The bigger picture for markets, however, continues to be dominated by U.S. yields and the Fed policy outlook.
Wall Street slumped on Thursday after the 30-year Treasury bond sale. The high yield investors demanded was around 4 basis points higher than the prevailing market rate at the time, the biggest ‘tail’ in nearly two years.
The ebb and flow of investor sentiment this week, centered around moves in Treasury yields and the U.S. yield curve, is instructive.
Essentially, it hasn’t really mattered if the curve has steepened or flattened – what has mattered is whether the moves have been led by bond buying or bond selling, either at the short or long end.
On Thursday the yield curve flattened the most in a single day since March, a ‘bull’ flattening led by heavy buying of long-dated bonds. Stocks rose. On Friday the curve ‘bear steepened,’ led by heavy selling at the long end. Stocks fell.
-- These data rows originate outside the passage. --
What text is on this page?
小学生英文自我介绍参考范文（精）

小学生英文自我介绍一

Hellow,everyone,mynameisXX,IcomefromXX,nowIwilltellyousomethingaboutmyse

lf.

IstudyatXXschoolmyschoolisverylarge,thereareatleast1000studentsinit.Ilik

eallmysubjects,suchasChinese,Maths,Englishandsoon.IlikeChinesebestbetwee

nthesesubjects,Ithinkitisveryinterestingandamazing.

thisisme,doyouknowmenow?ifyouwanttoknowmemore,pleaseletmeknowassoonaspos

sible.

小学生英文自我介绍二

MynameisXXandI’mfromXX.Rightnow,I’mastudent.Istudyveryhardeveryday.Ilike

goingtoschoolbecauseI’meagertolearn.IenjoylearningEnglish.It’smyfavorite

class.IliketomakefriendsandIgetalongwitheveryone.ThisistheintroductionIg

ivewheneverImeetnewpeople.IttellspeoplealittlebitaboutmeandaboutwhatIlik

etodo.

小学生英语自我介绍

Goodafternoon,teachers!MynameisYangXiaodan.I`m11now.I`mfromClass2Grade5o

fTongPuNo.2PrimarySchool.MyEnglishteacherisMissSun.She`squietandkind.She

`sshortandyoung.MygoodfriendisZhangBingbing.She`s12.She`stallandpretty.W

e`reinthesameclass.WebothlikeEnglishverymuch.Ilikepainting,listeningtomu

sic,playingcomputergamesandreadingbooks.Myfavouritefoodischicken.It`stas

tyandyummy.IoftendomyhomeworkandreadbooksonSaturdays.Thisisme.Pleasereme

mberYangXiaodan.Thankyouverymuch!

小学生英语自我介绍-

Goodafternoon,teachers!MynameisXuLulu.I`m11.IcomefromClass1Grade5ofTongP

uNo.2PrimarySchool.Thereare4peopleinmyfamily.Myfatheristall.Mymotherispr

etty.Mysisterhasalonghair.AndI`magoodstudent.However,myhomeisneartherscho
So markets end the week at the mercy of this push and pull over the U.S. rate outlook: strong signals from Fed officials and Fed minutes that rate hikes are probably over, against economic data that is still refusing to play ball.
One clear winner, though, is the dollar. It jumped 0.7% on Thursday – its best day since July – pushing the yen back down toward the key 150.00 per dollar area. Japanese intervention speculation is bound to swirl on Friday if that level breaks.